Cold weather, deep snow, and tree damage from past storms this winter are making it difficult for maple syrup producers to prepare for the upcoming season. Despite those challenges, the Vermont Maple Sugar Makers Association is not alarmed about the health of the maple season, which usually starts in early March and lasts into early-mid April, depending on how quickly warm weather settles in.

"We haven't seen any weather this year which is truly catastrophic, which is good," said Matt Gordon of the Sugar Makers Association. "It's certainly been discouraging at times, but anyone in this line of work and in farming doesn't expect mother nature to not throw them curve balls from time to time."

The United States Department of Agriculture valued Vermont's maple crop at more than $49-million in 2013, which was a banner year for the industry. That year, producers generated 1.48-million gallons of syrup, according to USDA data.

In 2014, USDA numbers show production slipped to 1.32-million gallons, in part due to cold weather that shortened the season, Gordon said. Still, Gordon described the 2014 total as quite strong.

Maple sap runs typically begin in early March, when air temperatures more regularly climb north of freezing. Producers need to capture as much sap as they can when that happens, because the runs generally only last four to six weeks.

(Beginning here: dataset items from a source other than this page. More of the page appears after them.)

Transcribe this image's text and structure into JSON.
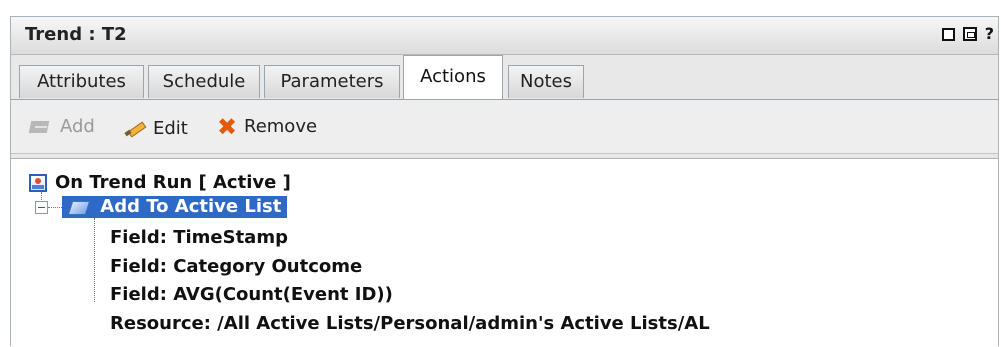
{
  "window": {
    "title": "Trend : T2",
    "controls": {
      "help": "?"
    }
  },
  "tabs": [
    {
      "label": "Attributes",
      "active": false
    },
    {
      "label": "Schedule",
      "active": false
    },
    {
      "label": "Parameters",
      "active": false
    },
    {
      "label": "Actions",
      "active": true
    },
    {
      "label": "Notes",
      "active": false
    }
  ],
  "toolbar": {
    "add_label": "Add",
    "edit_label": "Edit",
    "remove_label": "Remove"
  },
  "tree": {
    "root": "On Trend Run [ Active ]",
    "action": "Add To Active List",
    "children": [
      "Field: TimeStamp",
      "Field: Category Outcome",
      "Field: AVG(Count(Event ID))",
      "Resource: /All Active Lists/Personal/admin's Active Lists/AL"
    ]
  },
  "colors": {
    "selection": "#2f69c7",
    "remove_icon": "#e15b09"
  }
}
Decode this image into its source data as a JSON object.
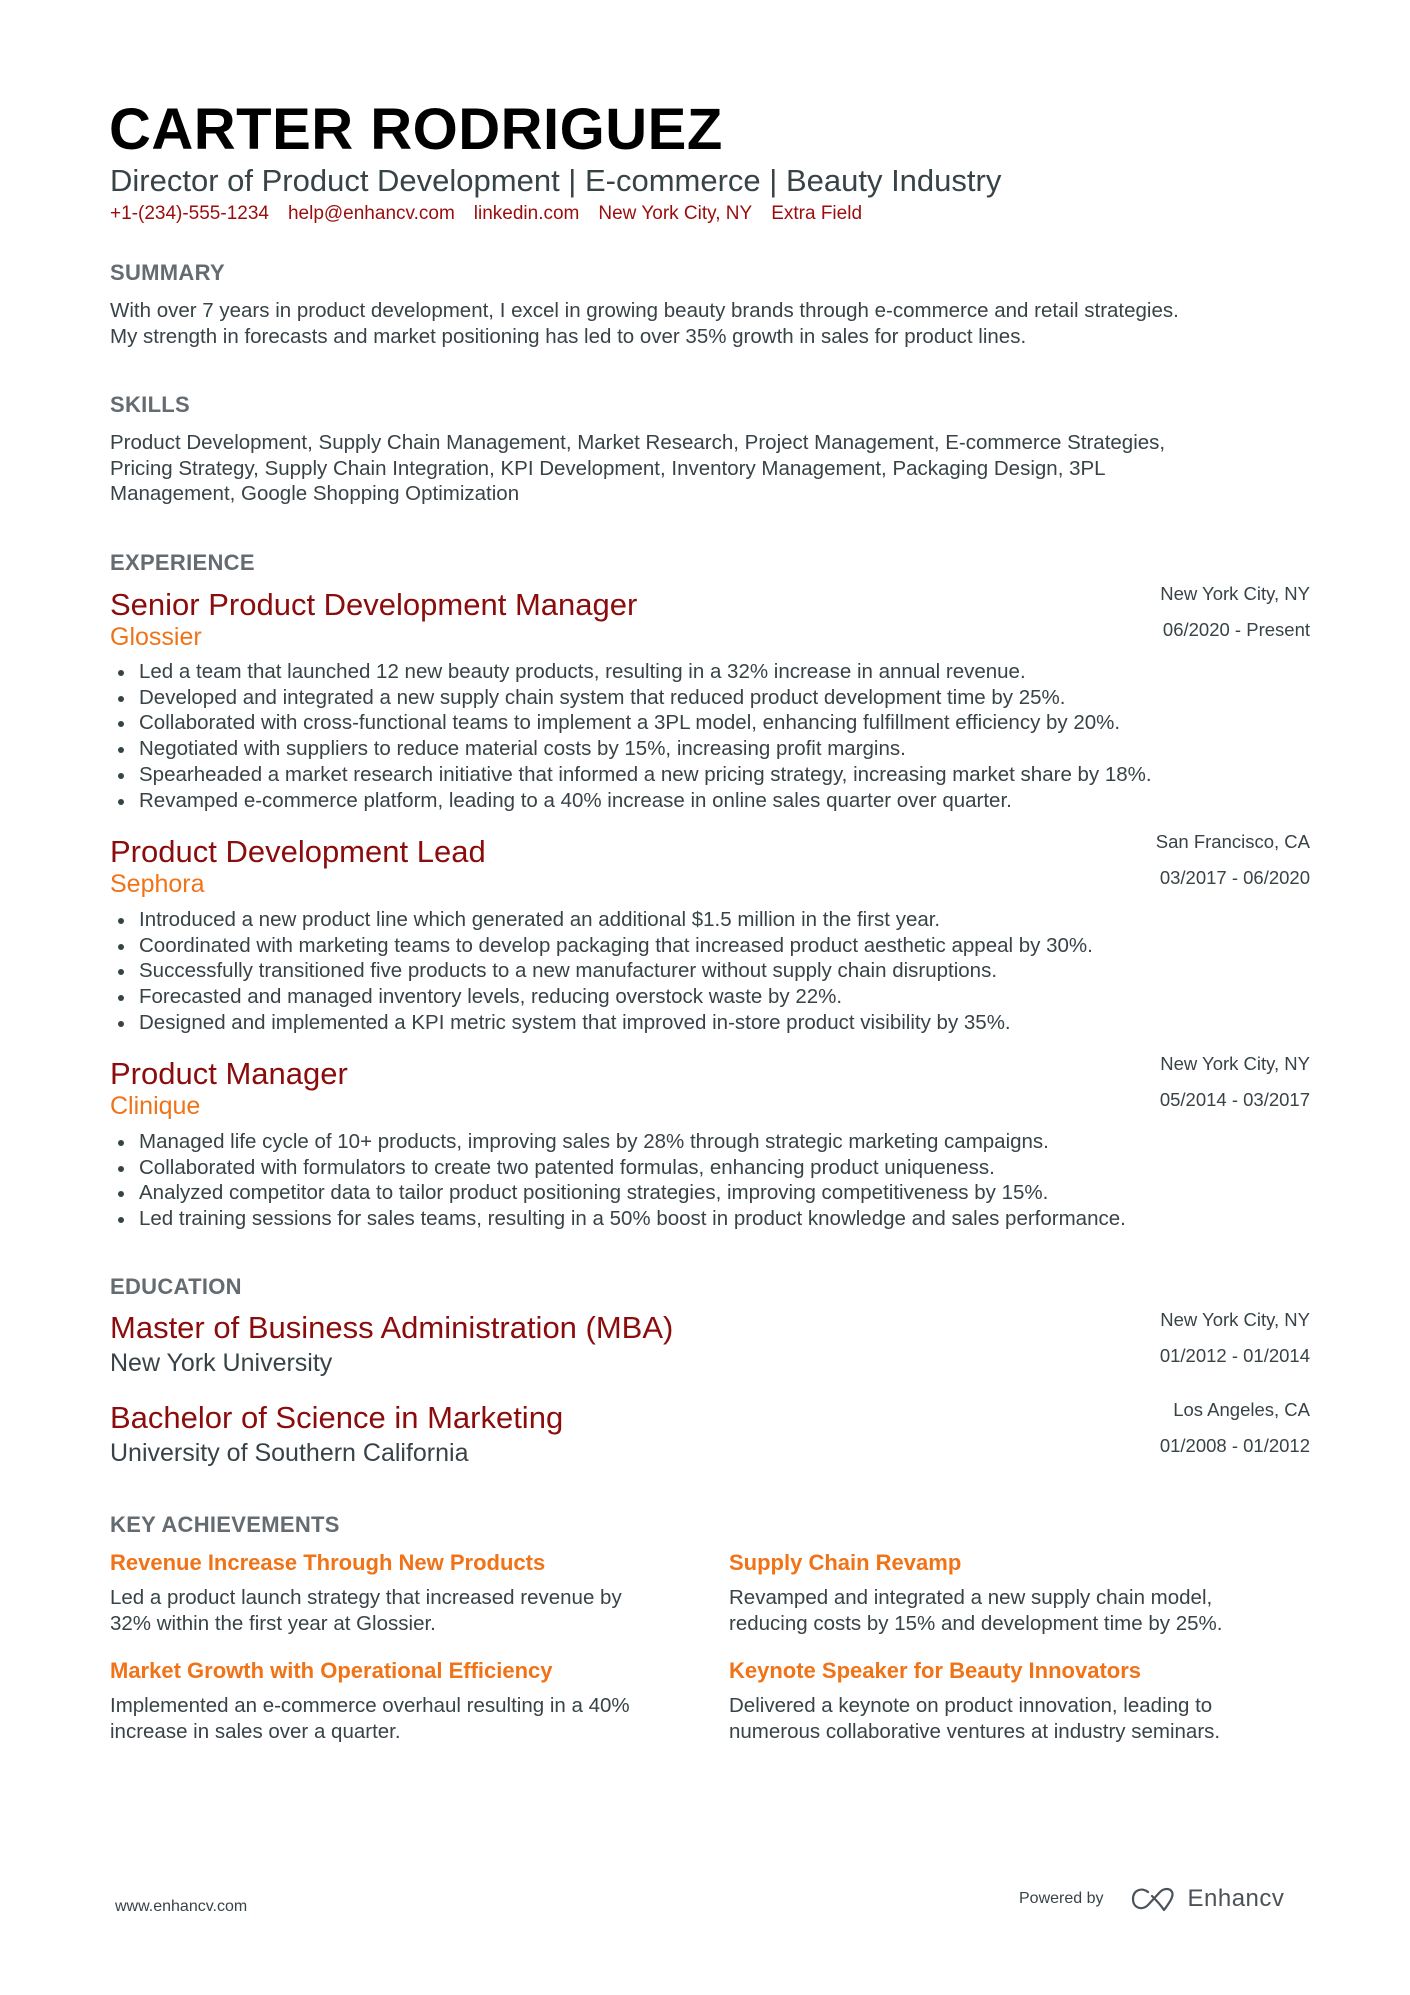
{
  "header": {
    "name": "CARTER RODRIGUEZ",
    "headline": "Director of Product Development | E-commerce | Beauty Industry",
    "contacts": [
      "+1-(234)-555-1234",
      "help@enhancv.com",
      "linkedin.com",
      "New York City, NY",
      "Extra Field"
    ]
  },
  "summary": {
    "title": "SUMMARY",
    "lines": [
      "With over 7 years in product development, I excel in growing beauty brands through e-commerce and retail strategies.",
      "My strength in forecasts and market positioning has led to over 35% growth in sales for product lines."
    ]
  },
  "skills": {
    "title": "SKILLS",
    "lines": [
      "Product Development, Supply Chain Management, Market Research, Project Management, E-commerce Strategies,",
      "Pricing Strategy, Supply Chain Integration, KPI Development, Inventory Management, Packaging Design, 3PL",
      "Management, Google Shopping Optimization"
    ]
  },
  "experience": {
    "title": "EXPERIENCE",
    "jobs": [
      {
        "title": "Senior Product Development Manager",
        "company": "Glossier",
        "location": "New York City, NY",
        "dates": "06/2020 - Present",
        "bullets": [
          "Led a team that launched 12 new beauty products, resulting in a 32% increase in annual revenue.",
          "Developed and integrated a new supply chain system that reduced product development time by 25%.",
          "Collaborated with cross-functional teams to implement a 3PL model, enhancing fulfillment efficiency by 20%.",
          "Negotiated with suppliers to reduce material costs by 15%, increasing profit margins.",
          "Spearheaded a market research initiative that informed a new pricing strategy, increasing market share by 18%.",
          "Revamped e-commerce platform, leading to a 40% increase in online sales quarter over quarter."
        ]
      },
      {
        "title": "Product Development Lead",
        "company": "Sephora",
        "location": "San Francisco, CA",
        "dates": "03/2017 - 06/2020",
        "bullets": [
          "Introduced a new product line which generated an additional $1.5 million in the first year.",
          "Coordinated with marketing teams to develop packaging that increased product aesthetic appeal by 30%.",
          "Successfully transitioned five products to a new manufacturer without supply chain disruptions.",
          "Forecasted and managed inventory levels, reducing overstock waste by 22%.",
          "Designed and implemented a KPI metric system that improved in-store product visibility by 35%."
        ]
      },
      {
        "title": "Product Manager",
        "company": "Clinique",
        "location": "New York City, NY",
        "dates": "05/2014 - 03/2017",
        "bullets": [
          "Managed life cycle of 10+ products, improving sales by 28% through strategic marketing campaigns.",
          "Collaborated with formulators to create two patented formulas, enhancing product uniqueness.",
          "Analyzed competitor data to tailor product positioning strategies, improving competitiveness by 15%.",
          "Led training sessions for sales teams, resulting in a 50% boost in product knowledge and sales performance."
        ]
      }
    ]
  },
  "education": {
    "title": "EDUCATION",
    "items": [
      {
        "degree": "Master of Business Administration (MBA)",
        "school": "New York University",
        "location": "New York City, NY",
        "dates": "01/2012 - 01/2014"
      },
      {
        "degree": "Bachelor of Science in Marketing",
        "school": "University of Southern California",
        "location": "Los Angeles, CA",
        "dates": "01/2008 - 01/2012"
      }
    ]
  },
  "achievements": {
    "title": "KEY ACHIEVEMENTS",
    "items": [
      {
        "title": "Revenue Increase Through New Products",
        "desc": [
          "Led a product launch strategy that increased revenue by",
          "32% within the first year at Glossier."
        ]
      },
      {
        "title": "Supply Chain Revamp",
        "desc": [
          "Revamped and integrated a new supply chain model,",
          "reducing costs by 15% and development time by 25%."
        ]
      },
      {
        "title": "Market Growth with Operational Efficiency",
        "desc": [
          "Implemented an e-commerce overhaul resulting in a 40%",
          "increase in sales over a quarter."
        ]
      },
      {
        "title": "Keynote Speaker for Beauty Innovators",
        "desc": [
          "Delivered a keynote on product innovation, leading to",
          "numerous collaborative ventures at industry seminars."
        ]
      }
    ]
  },
  "footer": {
    "website": "www.enhancv.com",
    "powered_by": "Powered by",
    "brand": "Enhancv",
    "logo_icon": "enhancv-logo-icon"
  },
  "colors": {
    "accent_dark_red": "#8b0c0c",
    "accent_orange": "#f07318",
    "section_gray": "#646c71",
    "text": "#384347"
  }
}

The sap producers gather is then boiled way down to produce syrup.

At Slopeside Syrup in Richmond, Vermont, maple producer Roger Brown said he still has a lot of tapping to do before those sap runs begin. He said extreme cold weather has put him a few days behind schedule on his tapping, because the bitter air has limited the number of days he can work outdoors.

"It's uncomfortable to be out here," Brown said of the cold air and wind Vermont has experienced many days this winter. "The snow and the cold just add complexity to everything you do."

Brown, a former U.S. Ski Team member, wears skis to make his way around the woods as he tends to his tubing. He told New England Cable News the skis are his way of managing the deep snow. Other producers may use snowshoes, Brown said, but he noted he prefers skis in deep powder.

Parts of Brown's tubing network of 23,000 taps have been weighed down by branches that fell in heavy, wet snow back in December. He has been trying to clear those limbs and free the tubing to check for damage.

"You don't want it buried in the snow," he said of the maple sap tubing. "When you have tubing on the ground, the squirrels get at it."

Brown said despite the cold and the snow, he just has to keep at his work to get ready for his fifth year of maple syrup production. He added if tapping time is lost during the sap runs, it can't ever be gained back. "I just check on an area and then move onto the next problem," Brown said of his preparations for Vermont's sweetest season.